A análise mostra que a corrente de turbidez atingiu o mais raso dos medidores de velocidade instalados pela equipe às 22h31 (no fuso horário GMT) em 14 de janeiro de 2020, e chegou ao instrumento final quase 24 horas depois às 21h01 em 16 de janeiro. Nesse estágio, a avalanche havia atingido uma profundidade oceânica de mais de 4,5 m.
A recuperação dos medidores permitiu que os cálculos de velocidade bruta fossem calibrados corretamente.
Isso mostrou que o fluxo viajou inicialmente a 5,2 m/s no cânion superior, e depois acelerou continuamente até 8 m/s no momento em que atingiu o final do canal.
Talling e seus colegas detalharam o evento em um paper escrito especialmente para o setor de cabos submarinos.
Existem lições importantes sobre como mitigar riscos.
Obviamente, não é possível prever com certeza quando ocorrerá uma corrente de turbidez, mas saber algo sobre as condições que desencadeiam as falhas de sedimentos pode influenciar o posicionamento global dos navios de reparo de cabos.
Se houver uma outra enchente ao longo do rio Congo, como a ocorrida em dezembro de 2019, seria uma boa medida manter um navio de prontidão na região, por exemplo.
Os dois cabos rompidos em meados de janeiro de 2020 — o cabo South Atlantic 3/West Africa (SAT-3/WASC) e o West Africa Cable System (WACS) — foram reparados em poucas semanas.
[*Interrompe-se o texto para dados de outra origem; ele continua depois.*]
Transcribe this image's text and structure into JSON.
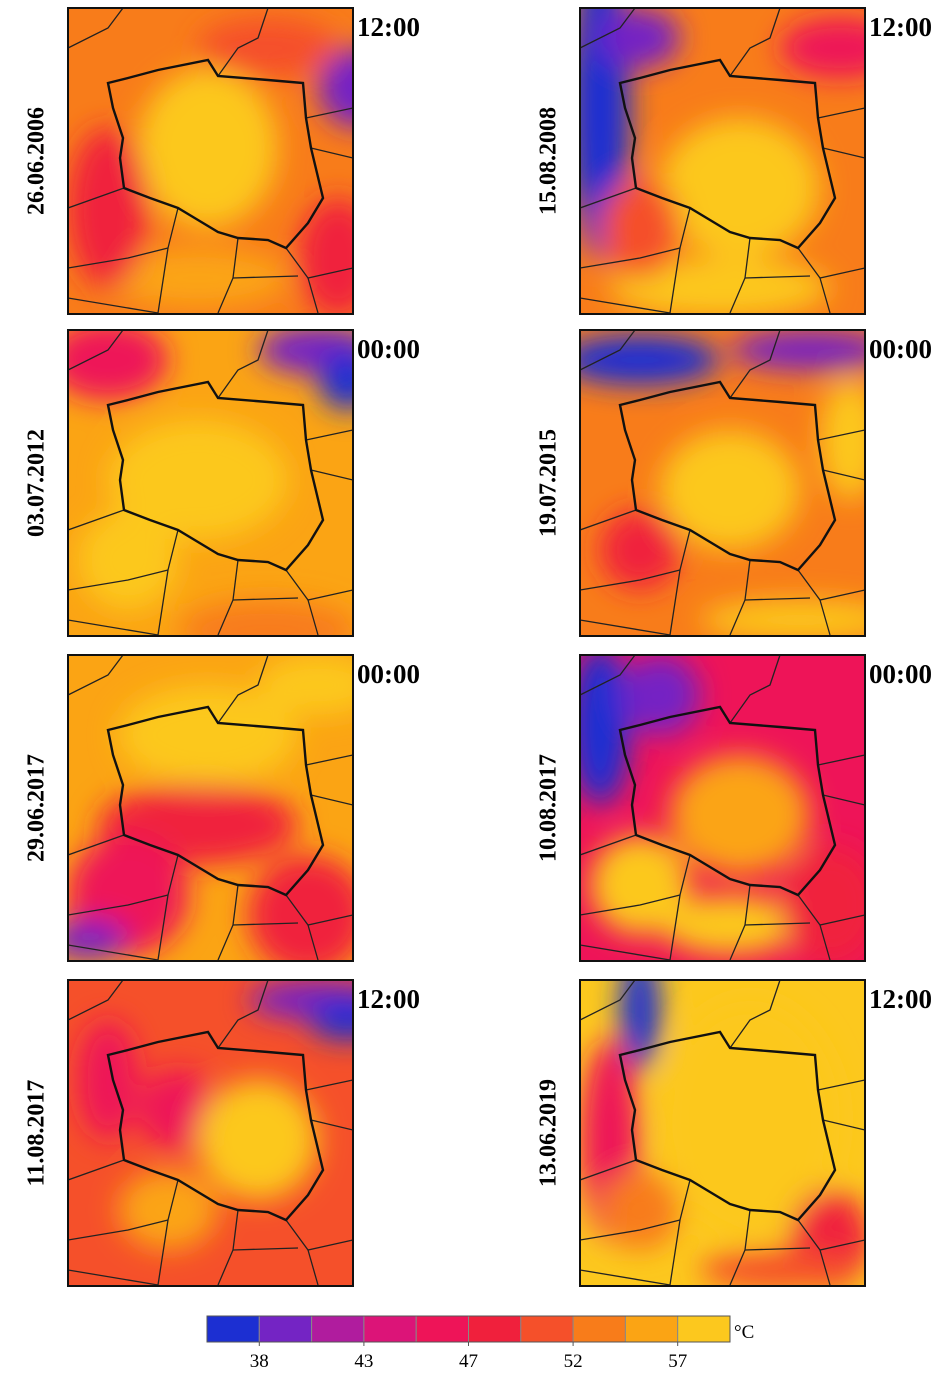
{
  "panels": [
    {
      "date": "26.06.2006",
      "time": "12:00"
    },
    {
      "date": "15.08.2008",
      "time": "12:00"
    },
    {
      "date": "03.07.2012",
      "time": "00:00"
    },
    {
      "date": "19.07.2015",
      "time": "00:00"
    },
    {
      "date": "29.06.2017",
      "time": "00:00"
    },
    {
      "date": "10.08.2017",
      "time": "00:00"
    },
    {
      "date": "11.08.2017",
      "time": "12:00"
    },
    {
      "date": "13.06.2019",
      "time": "12:00"
    }
  ],
  "colorbar": {
    "colors": [
      "#1c2fd2",
      "#7424c4",
      "#b01c9e",
      "#dc1478",
      "#ee1458",
      "#f0203c",
      "#f5502a",
      "#f87c1a",
      "#fba414",
      "#fcc81e"
    ],
    "ticks": [
      38,
      43,
      47,
      52,
      57
    ],
    "unit": "°C"
  }
}
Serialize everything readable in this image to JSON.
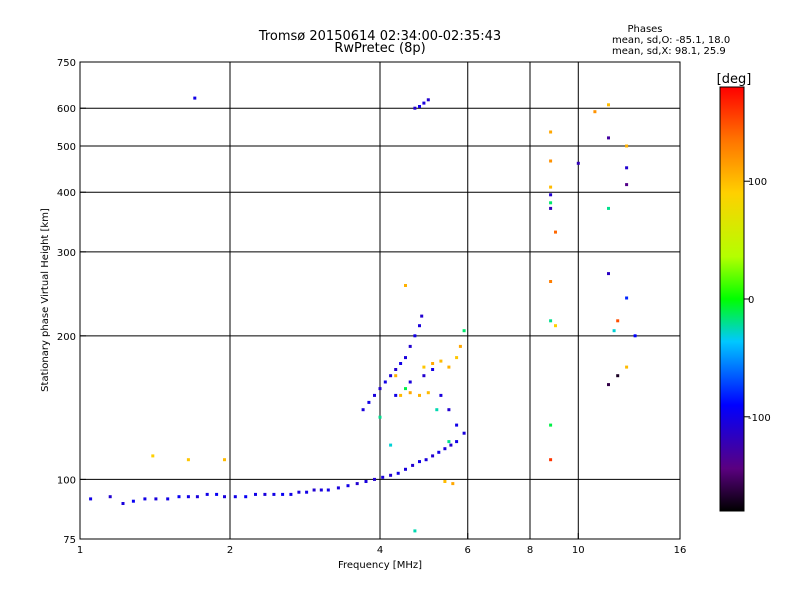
{
  "chart_data": {
    "type": "scatter",
    "title": "Tromsø 20150614 02:34:00-02:35:43",
    "subtitle": "RwPretec (8p)",
    "xlabel": "Frequency [MHz]",
    "ylabel": "Stationary phase Virtual Height [km]",
    "x_scale": "log",
    "y_scale": "log",
    "xlim": [
      1,
      16
    ],
    "ylim": [
      75,
      750
    ],
    "x_ticks": [
      1,
      2,
      4,
      6,
      8,
      10,
      16
    ],
    "y_ticks": [
      75,
      100,
      200,
      300,
      400,
      500,
      600,
      750
    ],
    "grid": true,
    "colorbar": {
      "label": "[deg]",
      "range": [
        -180,
        180
      ],
      "ticks": [
        100,
        0,
        -100
      ]
    },
    "stats": {
      "heading": "Phases",
      "line1": "mean, sd,O: -85.1, 18.0",
      "line2": "mean, sd,X:  98.1, 25.9"
    },
    "series": [
      {
        "points": [
          [
            1.05,
            91,
            -100
          ],
          [
            1.15,
            92,
            -110
          ],
          [
            1.22,
            89,
            -105
          ],
          [
            1.28,
            90,
            -95
          ],
          [
            1.35,
            91,
            -100
          ],
          [
            1.42,
            91,
            -105
          ],
          [
            1.5,
            91,
            -100
          ],
          [
            1.58,
            92,
            -95
          ],
          [
            1.65,
            92,
            -100
          ],
          [
            1.72,
            92,
            -105
          ],
          [
            1.8,
            93,
            -100
          ],
          [
            1.88,
            93,
            -95
          ],
          [
            1.95,
            92,
            -105
          ],
          [
            2.05,
            92,
            -100
          ],
          [
            2.15,
            92,
            -95
          ],
          [
            2.25,
            93,
            -100
          ],
          [
            2.35,
            93,
            -105
          ],
          [
            2.45,
            93,
            -100
          ],
          [
            2.55,
            93,
            -95
          ],
          [
            2.65,
            93,
            -100
          ],
          [
            2.75,
            94,
            -105
          ],
          [
            2.85,
            94,
            -100
          ],
          [
            2.95,
            95,
            -110
          ],
          [
            3.05,
            95,
            -105
          ],
          [
            3.15,
            95,
            -100
          ],
          [
            3.3,
            96,
            -105
          ],
          [
            3.45,
            97,
            -100
          ],
          [
            3.6,
            98,
            -110
          ],
          [
            3.75,
            99,
            -105
          ],
          [
            3.9,
            100,
            -110
          ],
          [
            4.05,
            101,
            -105
          ],
          [
            4.2,
            102,
            -110
          ],
          [
            4.35,
            103,
            -100
          ],
          [
            4.5,
            105,
            -105
          ],
          [
            4.65,
            107,
            -110
          ],
          [
            4.8,
            109,
            -100
          ],
          [
            4.95,
            110,
            -105
          ],
          [
            5.1,
            112,
            -110
          ],
          [
            5.25,
            114,
            -100
          ],
          [
            5.4,
            116,
            -105
          ],
          [
            5.55,
            118,
            -110
          ],
          [
            5.7,
            120,
            -100
          ],
          [
            3.7,
            140,
            -105
          ],
          [
            3.8,
            145,
            -100
          ],
          [
            3.9,
            150,
            -105
          ],
          [
            4.0,
            155,
            -110
          ],
          [
            4.1,
            160,
            -100
          ],
          [
            4.2,
            165,
            -105
          ],
          [
            4.3,
            170,
            -110
          ],
          [
            4.4,
            175,
            -100
          ],
          [
            4.5,
            180,
            -105
          ],
          [
            4.6,
            190,
            -110
          ],
          [
            4.7,
            200,
            -100
          ],
          [
            4.8,
            210,
            -105
          ],
          [
            4.85,
            220,
            -110
          ],
          [
            4.3,
            150,
            -100
          ],
          [
            4.6,
            160,
            -105
          ],
          [
            4.9,
            165,
            -110
          ],
          [
            5.1,
            170,
            -100
          ],
          [
            5.3,
            150,
            -105
          ],
          [
            5.5,
            140,
            -110
          ],
          [
            5.7,
            130,
            -100
          ],
          [
            5.9,
            125,
            -105
          ],
          [
            4.7,
            600,
            -110
          ],
          [
            4.8,
            605,
            -100
          ],
          [
            4.9,
            615,
            -105
          ],
          [
            5.0,
            625,
            -110
          ],
          [
            1.7,
            630,
            -100
          ],
          [
            8.8,
            395,
            -110
          ],
          [
            8.8,
            370,
            -120
          ],
          [
            11.5,
            520,
            -130
          ],
          [
            12.5,
            415,
            -140
          ],
          [
            12.5,
            450,
            -110
          ],
          [
            11.5,
            270,
            -115
          ],
          [
            11.5,
            158,
            -160
          ],
          [
            12.0,
            165,
            -170
          ],
          [
            10.0,
            460,
            -120
          ],
          [
            12.5,
            240,
            -80
          ],
          [
            13.0,
            200,
            -90
          ]
        ]
      },
      {
        "points": [
          [
            4.4,
            150,
            100
          ],
          [
            4.6,
            152,
            110
          ],
          [
            4.8,
            150,
            105
          ],
          [
            5.0,
            152,
            100
          ],
          [
            4.9,
            172,
            95
          ],
          [
            5.1,
            175,
            110
          ],
          [
            5.3,
            177,
            100
          ],
          [
            5.5,
            172,
            105
          ],
          [
            5.7,
            180,
            95
          ],
          [
            5.8,
            190,
            110
          ],
          [
            4.3,
            165,
            105
          ],
          [
            1.4,
            112,
            90
          ],
          [
            1.65,
            110,
            95
          ],
          [
            1.95,
            110,
            100
          ],
          [
            5.6,
            98,
            110
          ],
          [
            5.4,
            99,
            100
          ],
          [
            4.5,
            255,
            105
          ],
          [
            8.8,
            535,
            110
          ],
          [
            8.8,
            465,
            120
          ],
          [
            8.8,
            410,
            100
          ],
          [
            9.0,
            330,
            140
          ],
          [
            8.8,
            260,
            130
          ],
          [
            8.8,
            110,
            160
          ],
          [
            10.8,
            590,
            120
          ],
          [
            11.5,
            610,
            100
          ],
          [
            12.5,
            500,
            105
          ],
          [
            12.0,
            215,
            150
          ],
          [
            9.0,
            210,
            90
          ],
          [
            12.5,
            172,
            100
          ]
        ]
      },
      {
        "points": [
          [
            4.0,
            135,
            -20
          ],
          [
            4.5,
            155,
            -10
          ],
          [
            5.2,
            140,
            -25
          ],
          [
            8.8,
            380,
            -15
          ],
          [
            8.8,
            215,
            -20
          ],
          [
            8.8,
            130,
            -10
          ],
          [
            11.5,
            370,
            -20
          ],
          [
            11.8,
            205,
            -30
          ],
          [
            4.7,
            78,
            -25
          ],
          [
            5.9,
            205,
            -15
          ],
          [
            4.2,
            118,
            -30
          ],
          [
            5.5,
            120,
            -20
          ]
        ]
      }
    ]
  }
}
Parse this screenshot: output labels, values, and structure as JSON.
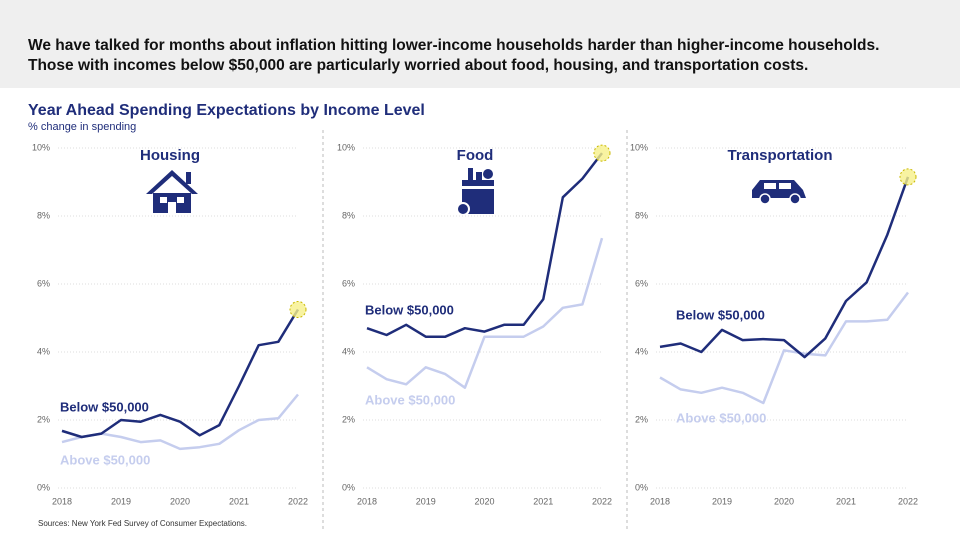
{
  "headline": [
    "We have talked for months about inflation hitting lower-income households harder than higher-income households.",
    "Those with incomes below $50,000 are particularly worried about food, housing, and transportation costs."
  ],
  "title": "Year Ahead Spending Expectations by Income Level",
  "subtitle": "% change in spending",
  "source": "Sources: New York Fed Survey of Consumer Expectations.",
  "chart_data": [
    {
      "type": "line",
      "title": "Housing",
      "categories": [
        "2018",
        null,
        null,
        "2019",
        null,
        null,
        "2020",
        null,
        null,
        "2021",
        null,
        null,
        "2022"
      ],
      "ylim": [
        0,
        10
      ],
      "yticks": [
        {
          "value": 0,
          "label": "0%"
        },
        {
          "value": 2,
          "label": "2%"
        },
        {
          "value": 4,
          "label": "4%"
        },
        {
          "value": 6,
          "label": "6%"
        },
        {
          "value": 8,
          "label": "8%"
        },
        {
          "value": 10,
          "label": "10%"
        }
      ],
      "grid": true,
      "series": [
        {
          "name": "Below $50,000",
          "color": "#1f2d7a",
          "values": [
            1.68,
            1.5,
            1.6,
            2.0,
            1.95,
            2.15,
            1.95,
            1.55,
            1.85,
            3.0,
            4.2,
            4.3,
            5.25
          ]
        },
        {
          "name": "Above $50,000",
          "color": "#c5cdee",
          "values": [
            1.35,
            1.5,
            1.6,
            1.5,
            1.35,
            1.4,
            1.15,
            1.2,
            1.3,
            1.7,
            2.0,
            2.05,
            2.75
          ]
        }
      ]
    },
    {
      "type": "line",
      "title": "Food",
      "categories": [
        "2018",
        null,
        null,
        "2019",
        null,
        null,
        "2020",
        null,
        null,
        "2021",
        null,
        null,
        "2022"
      ],
      "ylim": [
        0,
        10
      ],
      "yticks": [
        {
          "value": 0,
          "label": "0%"
        },
        {
          "value": 2,
          "label": "2%"
        },
        {
          "value": 4,
          "label": "4%"
        },
        {
          "value": 6,
          "label": "6%"
        },
        {
          "value": 8,
          "label": "8%"
        },
        {
          "value": 10,
          "label": "10%"
        }
      ],
      "grid": true,
      "series": [
        {
          "name": "Below $50,000",
          "color": "#1f2d7a",
          "values": [
            4.7,
            4.5,
            4.8,
            4.45,
            4.45,
            4.7,
            4.6,
            4.8,
            4.8,
            5.55,
            8.55,
            9.1,
            9.85
          ]
        },
        {
          "name": "Above $50,000",
          "color": "#c5cdee",
          "values": [
            3.55,
            3.2,
            3.05,
            3.55,
            3.35,
            2.95,
            4.45,
            4.45,
            4.45,
            4.75,
            5.3,
            5.4,
            7.35
          ]
        }
      ]
    },
    {
      "type": "line",
      "title": "Transportation",
      "categories": [
        "2018",
        null,
        null,
        "2019",
        null,
        null,
        "2020",
        null,
        null,
        "2021",
        null,
        null,
        "2022"
      ],
      "ylim": [
        0,
        10
      ],
      "yticks": [
        {
          "value": 0,
          "label": "0%"
        },
        {
          "value": 2,
          "label": "2%"
        },
        {
          "value": 4,
          "label": "4%"
        },
        {
          "value": 6,
          "label": "6%"
        },
        {
          "value": 8,
          "label": "8%"
        },
        {
          "value": 10,
          "label": "10%"
        }
      ],
      "grid": true,
      "series": [
        {
          "name": "Below $50,000",
          "color": "#1f2d7a",
          "values": [
            4.15,
            4.25,
            4.0,
            4.65,
            4.35,
            4.38,
            4.35,
            3.85,
            4.4,
            5.5,
            6.05,
            7.45,
            9.15
          ]
        },
        {
          "name": "Above $50,000",
          "color": "#c5cdee",
          "values": [
            3.25,
            2.9,
            2.8,
            2.95,
            2.8,
            2.5,
            4.05,
            3.95,
            3.9,
            4.9,
            4.9,
            4.95,
            5.75
          ]
        }
      ]
    }
  ]
}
Mas houve novos rompimentos desde então, à medida que mais sedimentos caíram encosta abaixo.
Uma descoberta interessante diz respeito ao motivo de alguns cabos serem rompidos e outros não. Isso pode estar relacionado a diferenças nas taxas de erosão ao longo do caminho do fluxo.
Em algumas áreas, a corrente de turbidez entra profundamente no fundo do mar, enquanto em outras, grandes quantidades de areia e lama são despejadas.
O estudo do Congo é o primeiro a documentar esse efeito de erosão e deposição.
“Esta é uma nova informação para a indústria de cabos e está sendo usada para projetar novas rotas neste e em outros cânions — para evitar as áreas que têm maior probabilidade de sofrer erosão profunda, pois isso deixa o cabo mais vulnerável a danos”, explicou Mike Clare, geocientista marinho do Centro Nacional de Oceanografia do Reino Unido e que assessora o Comitê Internacional de Proteção de Cabos.
A rede global de cabos submarinos tem um papel vital na economia moderna.
Mais de 99% de todo o tráfego de dados entre continentes passa por essas conexões, incluindo transferências diárias de dinheiro no valor de trilhões de dólares.
A pesquisa no cânion do Congo tem ampla participação, incluindo do IFREMER (Institut Français de Recherche pour l’Exploitation de la MER) na França e GEOMAR Helmholtz Center for Ocean Research na Alemanha. O projeto é co-liderado pela Universidade de Durham e pela Angola Cables.